The Best Healthcare Stock on Wall Street to Buy Now

NYSE: PFE | Pfizer Inc. News, Ratings, and Charts

PFE – Pfizer (PFE) topped Wall Street’s EPS and revenue estimates in the third quarter. Moreover, the company updated its guidance for fiscal 2022. Analysts expect the stock to rise more than 16% in the near term. Therefore, it could be wise to buy the stock now. Keep reading….

Global pharmaceutical major Pfizer Inc. (PFE) surpassed Wall Street’s EPS and revenue estimates in the third quarter. The company’s revenue beat the consensus estimate by 7.3%, while its EPS was 27% higher than the estimate. Although revenues fell 2% from the prior-year period, they rose 2% operationally, excluding contributions from Paxlovid and Comirnaty.

PFE CFO and Executive VP David Denton said, “Third-quarter results demonstrated commercial strength across many areas of our business, but was somewhat obscured by the incredibly strong performance in the prior-year. We saw strong operational performance this quarter from key brands such as Paxlovid and Eliquis, particularly in the U.S., as well as the continued impressive launch of Prevnar 20 for adults in the U.S.”

The company raised its revenue guidance for fiscal 2022 from $98-$102 billion to $99.50- $102 billion. It also increased its adjusted EPS outlook from the previous guidance of $6.30-$6.45 to $6.40-$6.50. PFE raised its fiscal 2022 revenue guidance for Comirnaty by $2 billion to ~$34 billion and also reaffirmed the revenue guidance for Paxlovid of ~$22 billion.

PFE pays a $1.64 per share dividend annually, translating to a 3.64% yield. The company’s dividend has grown at a 5.2% CAGR over the past three years. Over the last five years, PFE’s dividend payouts have grown at a 5.5% CAGR.

Its four-year average dividend yield is 3.63%. It is expected to pay a quarterly dividend of $0.41 per share on March 3, 2023. The first quarter dividend will mark the 337th consecutive quarterly dividend paid by PFE.

The stock has declined 15.4% in price over the past six months and 16.5% over the past year to close the last trading session at $44.25. However, Wall Street analysts expect the stock to hit $51.50 in the near term, indicating a potential upside of 16.4%.

Here’s what could influence PFE’s performance in the upcoming months:

Positive Recent Developments

On December 29, 2022, PFE announced positive top-line results from the Phase 3 BENEGENE-2 study evaluating fidanacogene elaparvovec, an investigational gene therapy to treat adults with moderately severe to severe hemophilia B.

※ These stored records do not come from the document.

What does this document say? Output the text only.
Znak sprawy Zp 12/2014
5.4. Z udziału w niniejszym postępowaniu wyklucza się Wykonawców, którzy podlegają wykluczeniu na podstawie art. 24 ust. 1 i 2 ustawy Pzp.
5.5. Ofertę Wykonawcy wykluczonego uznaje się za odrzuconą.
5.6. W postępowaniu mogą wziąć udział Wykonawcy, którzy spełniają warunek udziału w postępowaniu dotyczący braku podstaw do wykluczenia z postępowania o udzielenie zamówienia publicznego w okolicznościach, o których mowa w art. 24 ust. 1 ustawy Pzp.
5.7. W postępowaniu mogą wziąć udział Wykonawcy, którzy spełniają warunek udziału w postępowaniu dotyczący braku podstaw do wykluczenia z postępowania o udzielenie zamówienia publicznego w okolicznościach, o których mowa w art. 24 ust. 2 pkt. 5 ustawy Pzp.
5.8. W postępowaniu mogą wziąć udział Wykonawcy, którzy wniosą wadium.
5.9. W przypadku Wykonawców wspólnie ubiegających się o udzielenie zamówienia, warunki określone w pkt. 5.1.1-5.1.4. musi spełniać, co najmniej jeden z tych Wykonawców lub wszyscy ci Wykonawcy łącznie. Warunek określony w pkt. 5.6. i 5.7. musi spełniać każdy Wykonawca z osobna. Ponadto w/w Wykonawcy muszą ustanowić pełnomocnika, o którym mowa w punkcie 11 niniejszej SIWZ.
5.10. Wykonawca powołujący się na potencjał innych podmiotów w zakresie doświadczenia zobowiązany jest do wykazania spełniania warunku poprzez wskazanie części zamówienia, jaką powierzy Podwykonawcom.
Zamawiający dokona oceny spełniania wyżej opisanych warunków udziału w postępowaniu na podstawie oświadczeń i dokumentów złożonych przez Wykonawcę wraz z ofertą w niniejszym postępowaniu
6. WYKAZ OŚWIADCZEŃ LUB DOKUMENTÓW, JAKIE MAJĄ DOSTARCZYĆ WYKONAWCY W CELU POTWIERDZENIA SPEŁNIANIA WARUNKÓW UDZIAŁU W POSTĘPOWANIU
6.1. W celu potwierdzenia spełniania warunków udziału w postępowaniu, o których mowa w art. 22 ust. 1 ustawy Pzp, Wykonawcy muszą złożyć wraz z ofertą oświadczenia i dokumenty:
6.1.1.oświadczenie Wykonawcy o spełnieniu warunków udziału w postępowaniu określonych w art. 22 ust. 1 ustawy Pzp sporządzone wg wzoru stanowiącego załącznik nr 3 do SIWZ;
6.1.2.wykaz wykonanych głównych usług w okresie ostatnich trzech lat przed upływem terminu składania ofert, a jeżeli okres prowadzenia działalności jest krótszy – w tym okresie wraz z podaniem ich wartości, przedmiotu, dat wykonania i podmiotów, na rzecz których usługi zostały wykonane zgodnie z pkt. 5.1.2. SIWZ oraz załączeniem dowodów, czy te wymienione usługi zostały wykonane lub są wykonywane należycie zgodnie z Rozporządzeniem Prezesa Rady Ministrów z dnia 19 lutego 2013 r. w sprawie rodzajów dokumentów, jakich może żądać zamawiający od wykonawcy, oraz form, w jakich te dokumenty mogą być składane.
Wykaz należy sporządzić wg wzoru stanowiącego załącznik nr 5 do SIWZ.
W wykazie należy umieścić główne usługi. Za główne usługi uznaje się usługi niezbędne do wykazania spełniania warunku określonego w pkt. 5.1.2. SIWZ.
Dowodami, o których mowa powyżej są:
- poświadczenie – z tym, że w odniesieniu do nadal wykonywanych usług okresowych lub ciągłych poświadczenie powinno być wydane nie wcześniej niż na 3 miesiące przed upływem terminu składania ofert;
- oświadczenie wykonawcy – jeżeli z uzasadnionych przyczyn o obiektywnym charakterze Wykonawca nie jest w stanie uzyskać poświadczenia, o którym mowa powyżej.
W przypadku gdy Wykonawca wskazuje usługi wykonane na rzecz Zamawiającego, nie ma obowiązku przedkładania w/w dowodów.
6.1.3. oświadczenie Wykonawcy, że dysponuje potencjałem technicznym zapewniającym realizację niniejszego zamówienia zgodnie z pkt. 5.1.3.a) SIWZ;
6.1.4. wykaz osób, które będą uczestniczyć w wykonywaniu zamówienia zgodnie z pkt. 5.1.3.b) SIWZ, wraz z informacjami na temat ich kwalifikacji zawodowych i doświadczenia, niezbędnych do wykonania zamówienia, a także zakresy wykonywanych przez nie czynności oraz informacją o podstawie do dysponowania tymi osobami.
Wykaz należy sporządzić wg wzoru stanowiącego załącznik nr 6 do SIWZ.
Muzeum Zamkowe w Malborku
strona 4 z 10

In addition, on December 8, 2022, PFE and BioNTech SE (BNTX) announced that it had achieved the U.S. Food and Drug Administration’s emergency use authorization for their Omicron BA.4/BA.5-adapted bivalent COVID-19 vaccine. It marks a significant achievement for the companies.

Robust Financials

PFE’s non-GAAP net income attributable to PFE’s common shareholders increased 39.7% year-over-year to $10.17 billion for the third quarter ended September 30, 2022. Its non-GAAP EPS came in at $1.78, representing an increase of 40.2% from the year-ago period.

Its total revenues for nine months ended September 30, 2022, increased 32.4% year-over-year to $76.04 billion. Its non-GAAP net income rose 67.1% year-over-year to $31.16 billion. In addition, its non-GAAP EPS came in at $5.44, representing an increase of 65.9% year-over-year.

Mixed Analyst Estimates

PFE’s revenue and EPS for fiscal 2022 are expected to increase 23.6% and 46.7% year-over-year to $100.51 billion and $6.48, respectively. However, its revenue and EPS for fiscal 2023 are expected to decline 26% and 30.8% year-over-year to $74.41 billion and $4.49, respectively. It surpassed Street EPS estimates in each of the trailing four quarters.

High Profitability

In terms of trailing-12-month gross profit margin, PFE’s 66.17% is 19.3% higher than the 55.48% industry average. Likewise, its 44.81% trailing-12-month EBITDA margin is significantly higher than the industry average of 3.73%. Furthermore, the stock’s 0.53x trailing-12-month asset turnover ratio is 56% higher than the industry average of 0.34x.

Discounted Valuation

In terms of forward non-GAAP P/E, PFE’s 6.82x is 65.8% lower than the 19.93x industry average. Its forward EV/EBITDA of 5.73x is 58.2% lower than the 13.70x industry average. Also, the stock’s 2.52x forward P/S is 46.3% lower than the 4.69x industry average.

POWR Ratings Show Promise

PFE has an overall rating of A, equating to a Strong Buy in our POWR Ratings system. The POWR Ratings are calculated by considering 118 different factors, each weighted to an optimal degree.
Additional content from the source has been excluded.